Image courtesy of Codemasters/Electronic Arts
“For the suits, Codemasters gave us their best guess at what they may look like, but we didn’t know until March 2021 when the manufacturers revealed the cars and branding,” recalls Jones. “We couldn’t make physically accurate versions of things until then. This meant that we were on the project for 10 months before we had the final reference material.”
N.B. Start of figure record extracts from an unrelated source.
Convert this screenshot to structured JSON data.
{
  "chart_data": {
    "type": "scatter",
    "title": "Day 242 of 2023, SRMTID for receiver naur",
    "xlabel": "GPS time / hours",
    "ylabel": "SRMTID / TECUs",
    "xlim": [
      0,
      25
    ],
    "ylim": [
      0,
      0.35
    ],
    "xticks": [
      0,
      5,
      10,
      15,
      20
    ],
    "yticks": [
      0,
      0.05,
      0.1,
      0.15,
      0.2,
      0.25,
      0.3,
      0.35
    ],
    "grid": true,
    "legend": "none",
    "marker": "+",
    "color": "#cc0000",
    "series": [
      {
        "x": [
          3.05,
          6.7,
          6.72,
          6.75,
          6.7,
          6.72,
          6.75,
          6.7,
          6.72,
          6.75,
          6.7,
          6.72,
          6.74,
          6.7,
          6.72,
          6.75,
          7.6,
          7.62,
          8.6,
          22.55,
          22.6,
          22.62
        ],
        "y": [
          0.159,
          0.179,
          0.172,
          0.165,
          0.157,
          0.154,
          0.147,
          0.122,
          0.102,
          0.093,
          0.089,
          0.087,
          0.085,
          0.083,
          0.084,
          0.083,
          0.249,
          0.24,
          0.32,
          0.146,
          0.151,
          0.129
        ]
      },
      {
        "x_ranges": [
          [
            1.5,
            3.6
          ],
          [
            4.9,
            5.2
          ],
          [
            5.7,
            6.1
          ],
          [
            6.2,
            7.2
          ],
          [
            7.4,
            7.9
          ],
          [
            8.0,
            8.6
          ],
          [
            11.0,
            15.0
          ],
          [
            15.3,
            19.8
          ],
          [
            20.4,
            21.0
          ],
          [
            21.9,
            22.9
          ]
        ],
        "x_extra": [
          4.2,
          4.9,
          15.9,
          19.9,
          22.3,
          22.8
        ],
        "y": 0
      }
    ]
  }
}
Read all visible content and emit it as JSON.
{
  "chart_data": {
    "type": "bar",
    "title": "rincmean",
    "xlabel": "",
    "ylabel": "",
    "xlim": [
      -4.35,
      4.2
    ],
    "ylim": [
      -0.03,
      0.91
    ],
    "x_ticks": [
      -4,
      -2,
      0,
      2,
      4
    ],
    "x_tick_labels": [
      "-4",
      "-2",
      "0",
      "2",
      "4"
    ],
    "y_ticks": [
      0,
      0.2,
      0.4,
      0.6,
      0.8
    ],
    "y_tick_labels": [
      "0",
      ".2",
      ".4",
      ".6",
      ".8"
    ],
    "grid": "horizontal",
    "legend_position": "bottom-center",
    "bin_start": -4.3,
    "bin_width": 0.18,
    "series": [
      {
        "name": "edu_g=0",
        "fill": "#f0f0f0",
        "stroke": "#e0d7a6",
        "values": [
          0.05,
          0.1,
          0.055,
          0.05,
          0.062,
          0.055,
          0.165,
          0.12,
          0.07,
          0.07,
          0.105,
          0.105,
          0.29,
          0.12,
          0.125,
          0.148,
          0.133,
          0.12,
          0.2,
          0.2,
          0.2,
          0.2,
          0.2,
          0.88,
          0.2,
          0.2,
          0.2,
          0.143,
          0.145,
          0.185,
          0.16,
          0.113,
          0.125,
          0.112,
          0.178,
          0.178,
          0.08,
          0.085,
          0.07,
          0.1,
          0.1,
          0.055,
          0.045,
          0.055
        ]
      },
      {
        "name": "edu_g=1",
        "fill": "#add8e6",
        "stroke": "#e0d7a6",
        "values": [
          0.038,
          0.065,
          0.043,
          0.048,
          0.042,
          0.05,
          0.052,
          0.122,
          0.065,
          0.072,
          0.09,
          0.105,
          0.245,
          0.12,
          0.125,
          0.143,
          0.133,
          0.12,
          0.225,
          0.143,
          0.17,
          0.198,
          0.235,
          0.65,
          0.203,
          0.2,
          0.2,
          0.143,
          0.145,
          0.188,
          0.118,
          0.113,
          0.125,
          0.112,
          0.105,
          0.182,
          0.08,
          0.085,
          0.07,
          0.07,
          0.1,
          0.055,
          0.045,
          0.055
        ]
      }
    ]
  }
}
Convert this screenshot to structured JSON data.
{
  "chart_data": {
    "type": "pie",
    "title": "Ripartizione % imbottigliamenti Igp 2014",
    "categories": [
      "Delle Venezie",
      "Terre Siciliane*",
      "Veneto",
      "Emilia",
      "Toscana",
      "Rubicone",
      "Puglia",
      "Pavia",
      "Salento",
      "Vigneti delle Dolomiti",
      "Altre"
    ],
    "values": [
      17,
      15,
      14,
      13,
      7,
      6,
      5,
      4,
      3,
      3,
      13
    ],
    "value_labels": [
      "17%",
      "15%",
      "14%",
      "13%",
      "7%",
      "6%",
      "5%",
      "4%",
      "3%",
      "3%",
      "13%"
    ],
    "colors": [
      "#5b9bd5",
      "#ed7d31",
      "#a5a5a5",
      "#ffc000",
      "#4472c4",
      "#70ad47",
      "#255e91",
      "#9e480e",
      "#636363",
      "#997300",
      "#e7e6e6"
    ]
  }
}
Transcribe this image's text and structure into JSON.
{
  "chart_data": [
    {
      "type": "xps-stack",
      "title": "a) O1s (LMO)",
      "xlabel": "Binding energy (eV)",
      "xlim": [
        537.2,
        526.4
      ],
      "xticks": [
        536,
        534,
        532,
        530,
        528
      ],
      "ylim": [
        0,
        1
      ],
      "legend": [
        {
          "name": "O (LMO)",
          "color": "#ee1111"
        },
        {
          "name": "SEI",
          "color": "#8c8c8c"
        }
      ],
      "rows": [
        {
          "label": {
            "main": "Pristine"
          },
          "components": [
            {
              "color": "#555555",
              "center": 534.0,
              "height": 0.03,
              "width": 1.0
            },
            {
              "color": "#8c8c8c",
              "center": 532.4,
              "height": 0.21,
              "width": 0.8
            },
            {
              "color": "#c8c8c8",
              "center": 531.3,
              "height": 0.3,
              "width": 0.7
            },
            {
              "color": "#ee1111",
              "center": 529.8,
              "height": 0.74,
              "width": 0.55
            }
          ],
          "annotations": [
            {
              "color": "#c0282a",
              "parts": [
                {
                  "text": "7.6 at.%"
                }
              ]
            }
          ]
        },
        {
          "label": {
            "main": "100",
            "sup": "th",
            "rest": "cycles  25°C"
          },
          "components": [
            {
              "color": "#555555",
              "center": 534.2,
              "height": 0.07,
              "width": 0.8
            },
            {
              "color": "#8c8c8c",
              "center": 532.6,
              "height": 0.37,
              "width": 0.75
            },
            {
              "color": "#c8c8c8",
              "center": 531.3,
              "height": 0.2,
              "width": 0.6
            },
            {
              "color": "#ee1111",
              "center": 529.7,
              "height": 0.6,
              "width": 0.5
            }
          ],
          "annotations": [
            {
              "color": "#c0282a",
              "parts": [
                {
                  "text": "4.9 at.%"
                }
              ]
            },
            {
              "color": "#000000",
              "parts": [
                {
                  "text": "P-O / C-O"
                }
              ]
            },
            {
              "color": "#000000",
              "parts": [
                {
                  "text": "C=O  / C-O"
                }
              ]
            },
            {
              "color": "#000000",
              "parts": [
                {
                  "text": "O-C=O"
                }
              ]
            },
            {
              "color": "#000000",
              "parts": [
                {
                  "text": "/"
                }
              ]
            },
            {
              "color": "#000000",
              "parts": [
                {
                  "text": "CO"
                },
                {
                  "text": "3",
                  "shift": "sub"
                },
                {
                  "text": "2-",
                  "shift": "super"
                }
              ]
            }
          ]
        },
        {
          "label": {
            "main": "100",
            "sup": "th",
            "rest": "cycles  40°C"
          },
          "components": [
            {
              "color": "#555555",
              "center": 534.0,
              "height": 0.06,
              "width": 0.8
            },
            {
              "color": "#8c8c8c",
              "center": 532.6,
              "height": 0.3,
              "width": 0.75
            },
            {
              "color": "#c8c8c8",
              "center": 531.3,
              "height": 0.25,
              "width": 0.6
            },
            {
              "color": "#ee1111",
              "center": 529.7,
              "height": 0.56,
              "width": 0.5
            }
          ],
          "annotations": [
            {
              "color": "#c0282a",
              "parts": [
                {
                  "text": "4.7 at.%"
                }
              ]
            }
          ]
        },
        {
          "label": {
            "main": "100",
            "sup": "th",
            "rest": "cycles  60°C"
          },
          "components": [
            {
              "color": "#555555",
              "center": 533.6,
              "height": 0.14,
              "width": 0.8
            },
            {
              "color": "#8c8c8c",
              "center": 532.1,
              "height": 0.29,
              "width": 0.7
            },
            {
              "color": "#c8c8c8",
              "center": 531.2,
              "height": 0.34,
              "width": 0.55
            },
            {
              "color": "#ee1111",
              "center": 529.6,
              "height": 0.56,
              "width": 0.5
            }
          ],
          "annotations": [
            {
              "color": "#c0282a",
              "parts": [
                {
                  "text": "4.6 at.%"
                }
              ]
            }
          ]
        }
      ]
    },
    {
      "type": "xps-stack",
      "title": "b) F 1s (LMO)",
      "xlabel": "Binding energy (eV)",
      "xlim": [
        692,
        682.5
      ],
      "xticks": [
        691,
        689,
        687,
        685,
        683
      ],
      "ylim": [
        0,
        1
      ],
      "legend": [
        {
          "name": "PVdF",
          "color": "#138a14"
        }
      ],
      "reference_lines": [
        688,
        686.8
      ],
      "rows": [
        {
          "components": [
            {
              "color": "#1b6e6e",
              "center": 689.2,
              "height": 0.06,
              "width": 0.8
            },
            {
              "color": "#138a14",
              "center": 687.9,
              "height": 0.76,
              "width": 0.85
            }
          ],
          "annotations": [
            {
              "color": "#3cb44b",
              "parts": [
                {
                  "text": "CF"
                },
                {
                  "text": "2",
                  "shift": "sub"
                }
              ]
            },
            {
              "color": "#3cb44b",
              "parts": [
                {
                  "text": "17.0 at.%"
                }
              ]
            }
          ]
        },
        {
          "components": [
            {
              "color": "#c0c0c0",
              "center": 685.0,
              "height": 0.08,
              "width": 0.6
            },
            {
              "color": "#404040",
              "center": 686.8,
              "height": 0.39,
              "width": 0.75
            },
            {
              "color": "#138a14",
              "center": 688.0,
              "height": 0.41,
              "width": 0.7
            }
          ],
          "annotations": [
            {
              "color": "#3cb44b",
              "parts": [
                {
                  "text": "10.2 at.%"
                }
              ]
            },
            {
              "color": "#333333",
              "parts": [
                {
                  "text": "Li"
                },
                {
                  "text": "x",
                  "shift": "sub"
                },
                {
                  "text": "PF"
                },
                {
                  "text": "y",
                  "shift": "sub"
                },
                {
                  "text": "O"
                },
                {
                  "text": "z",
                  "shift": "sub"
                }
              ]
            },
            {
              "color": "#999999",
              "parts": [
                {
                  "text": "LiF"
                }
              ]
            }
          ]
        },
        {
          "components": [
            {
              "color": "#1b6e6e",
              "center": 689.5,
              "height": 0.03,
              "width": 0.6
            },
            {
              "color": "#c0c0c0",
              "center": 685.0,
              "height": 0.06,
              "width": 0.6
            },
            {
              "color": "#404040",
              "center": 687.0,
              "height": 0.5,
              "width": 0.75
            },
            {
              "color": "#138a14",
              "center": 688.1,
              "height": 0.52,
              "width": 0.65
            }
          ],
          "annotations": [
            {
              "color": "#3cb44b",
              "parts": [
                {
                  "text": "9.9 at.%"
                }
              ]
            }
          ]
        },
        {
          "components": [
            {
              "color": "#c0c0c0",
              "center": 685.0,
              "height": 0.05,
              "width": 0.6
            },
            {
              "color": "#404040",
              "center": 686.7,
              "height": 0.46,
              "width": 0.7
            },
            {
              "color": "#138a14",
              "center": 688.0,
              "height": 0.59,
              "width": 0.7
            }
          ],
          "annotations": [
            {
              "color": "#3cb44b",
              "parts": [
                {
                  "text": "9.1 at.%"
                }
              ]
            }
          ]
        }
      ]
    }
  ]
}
The speed and flexibility of real-time rendering technology became crucial to getting the job done on time. “The UE4 toolset is designed to do this kind of job,” says Jones. “Having an asset library and an asset pool that we can dip into, pull characters in, load animation onto them, and get real-time feedback was incredibly helpful. The fact that we could build the project in UE4 and use that for the scene development and for the lighting and get that instant feedback made the job doable.”
Image courtesy of Codemasters/Electronic Arts
The team made extensive use of Sequencer, which they set up for each shot using Python. Python was used to communicate with ShotGrid to get the information to build each sequence and check the latest animations were in use. All shots were rendered using an early version of the Deadline plugin for Unreal Engine. “We also used ray tracing heavily, because these are all shiny cars and we wanted environments to be realistic,” says Jones. 
Image courtesy of Codemasters/Electronic Arts
The team used the Blueprint visual scripting system for everything from component-based character assembly with livery swaps and car assembly to crowd creation and management. “Not having many coders on our team meant that the ability for an artist to set up each character to follow a set of universal rules defined in Blueprints was invaluable,” says Jones.

For example, Blueprint provided a way for the team to set up characters in advance so that liveries and clothing could be swapped as required by the artist responsible for the shot, without fear of things getting forgotten or misplaced. 

“This was especially useful at the end of the project when a very fast turnaround of renders in various liveries was required,” says Jones. “Also, we would not have been able to contemplate this project without the hair and groom system in UE4, which was (when we first began the project) only in the Experimental phase but was thankfully developed during the course of the project.”

You can see just how far the engine’s hair and fur system, which is now production-ready, has come in this short film by Weta Digital. 
 

The sky's the limit 

REALTIME has always prided itself on its high-quality rendering. The team first started using Unreal Engine when creating visuals that were entirely representative for a game. For example, a lot of their work for RARE was required to sit seamlessly with the game developer’s game, so the choice of Unreal Engine was more about matching the client’s solves. 

“F1 2021 was our first major cinematic project where UE4 was used to replace a CPU renderer, and we were able to make that decision because it can now do hair and ray tracing, and the image quality is incredible,” says Jones. “Even though it's a game, the sky was the limit as to how good Codemasters wanted it to look.”